To sum up, the re-conceptualization of personhood that Noe undertakes in “Wide Minds” has drastic ethical ramifications beyond those given in the text. This is evidenced in the manner in which Alva Noe dismisses the 200 years old paradigm which places the consciousness within the confines of the brain. First, Alva Noe throws light on the outmoded philosophy by showing that consciousness happens inside us.

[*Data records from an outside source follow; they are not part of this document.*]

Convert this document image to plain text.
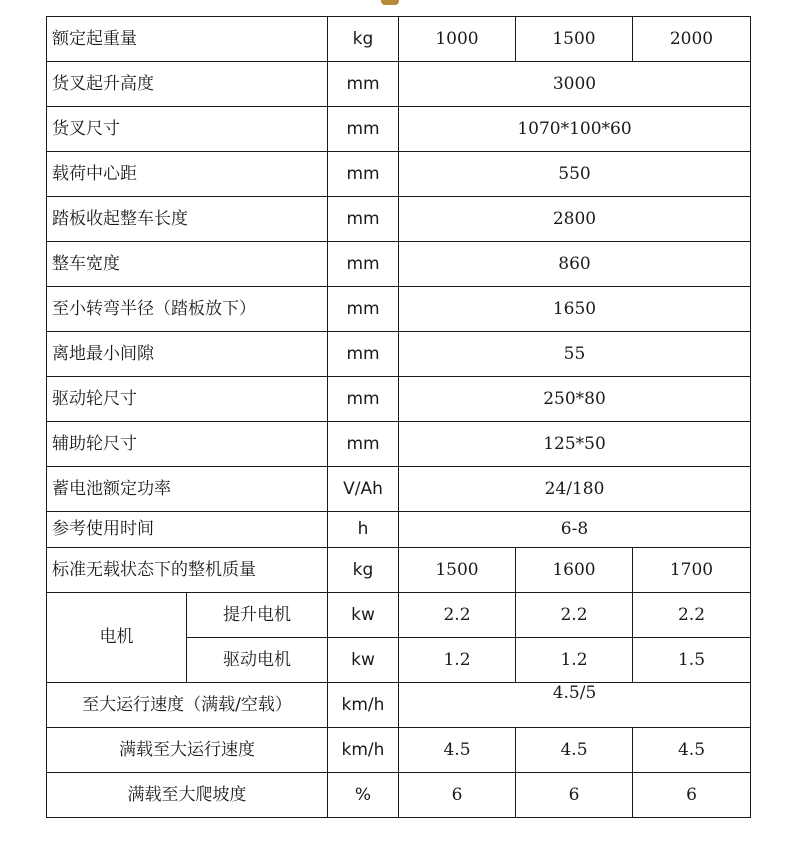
额定起重量		kg	1000	1500	2000
货叉起升高度		mm	3000		
货叉尺寸		mm	1070*100*60		
载荷中心距		mm	550		
踏板收起整车长度		mm	2800		
整车宽度		mm	860		
至小转弯半径（踏板放下）		mm	1650		
离地最小间隙		mm	55		
驱动轮尺寸		mm	250*80		
辅助轮尺寸		mm	125*50		
蓄电池额定功率		V/Ah	24/180		
参考使用时间		h	6-8		
标准无载状态下的整机质量		kg	1500	1600	1700
电机	提升电机	kw	2.2	2.2	2.2
	驱动电机	kw	1.2	1.2	1.5
至大运行速度（满载/空载）		km/h	4.5/5		
满载至大运行速度		km/h	4.5	4.5	4.5
满载至大爬坡度		%	6	6	6
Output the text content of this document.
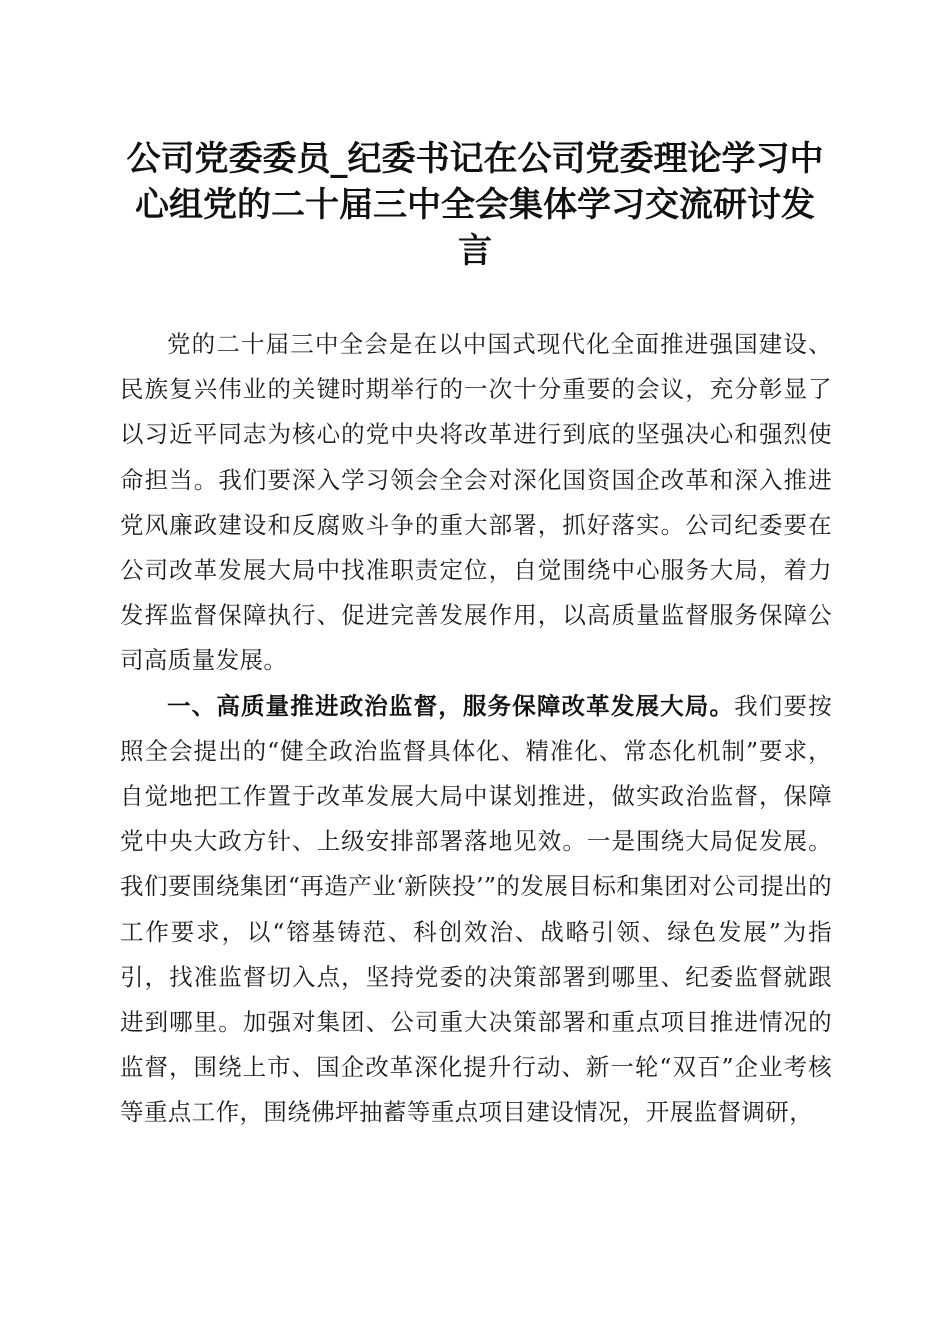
公司党委委员_纪委书记在公司党委理论学习中心组党的二十届三中全会集体学习交流研讨发言

党的二十届三中全会是在以中国式现代化全面推进强国建设、民族复兴伟业的关键时期举行的一次十分重要的会议，充分彰显了以习近平同志为核心的党中央将改革进行到底的坚强决心和强烈使命担当。我们要深入学习领会全会对深化国资国企改革和深入推进党风廉政建设和反腐败斗争的重大部署，抓好落实。公司纪委要在公司改革发展大局中找准职责定位，自觉围绕中心服务大局，着力发挥监督保障执行、促进完善发展作用，以高质量监督服务保障公司高质量发展。

一、高质量推进政治监督，服务保障改革发展大局。我们要按照全会提出的“健全政治监督具体化、精准化、常态化机制”要求，自觉地把工作置于改革发展大局中谋划推进，做实政治监督，保障党中央大政方针、上级安排部署落地见效。一是围绕大局促发展。我们要围绕集团“再造产业‘新陕投’”的发展目标和集团对公司提出的工作要求，以“镕基铸范、科创效治、战略引领、绿色发展”为指引，找准监督切入点，坚持党委的决策部署到哪里、纪委监督就跟进到哪里。加强对集团、公司重大决策部署和重点项目推进情况的监督，围绕上市、国企改革深化提升行动、新一轮“双百”企业考核等重点工作，围绕佛坪抽蓄等重点项目建设情况，开展监督调研，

Secondly, we see how iconoclastic Alva Noe in his claims concerning the theories of personhood and thereby bringing out the implications which are beyond just research on consciousness. Thirdly, Alva Noe does not actually give a solution to the question of consciousness that he objects but rather he does show how the supposition is wrong. He also objects the perception that perceptual consciousness is illusory. Lastly, Alva Noe’s does not adequately refer to the authors of the works that he is challenging.
References
Koch, C. & Sparham, G, (2014). PHILOSOPHY AND BRAIN SCIENCE: Thinking about the Conscious Mind. Science, 306(5698), 979-980. doi:10.1126/science.1102777
Noë, A. (2010). Out of our heads: Why you are not your brain, and other lessons from the biology of consciousness. New York: Hill & Wang.
Noë, A. (2015, August 3). Alva Noë - What Makes Brains Conscious? [Video file]. Retrieved from https://www.youtube.com/watch?v=Yz-XMhcEp1E
Torchia, J., & Rowman and Littlefield. (2008). Exploring personhood: An introduction to the philosophy of human nature. Lanham: Rowman and Littlefield Publishers.
In Kurki, V. A. J., Sparham, G., & In Pietrzykowski, T. (2017). Legal personhood: Animals, artificial intelligence and the unborn.
Wassermann, G. D., DeCharms, R. C., & Muñoz, J. (2009). Brains and reasoning: Brain science as a basis of applied and pure philosophy. London: Macmillan.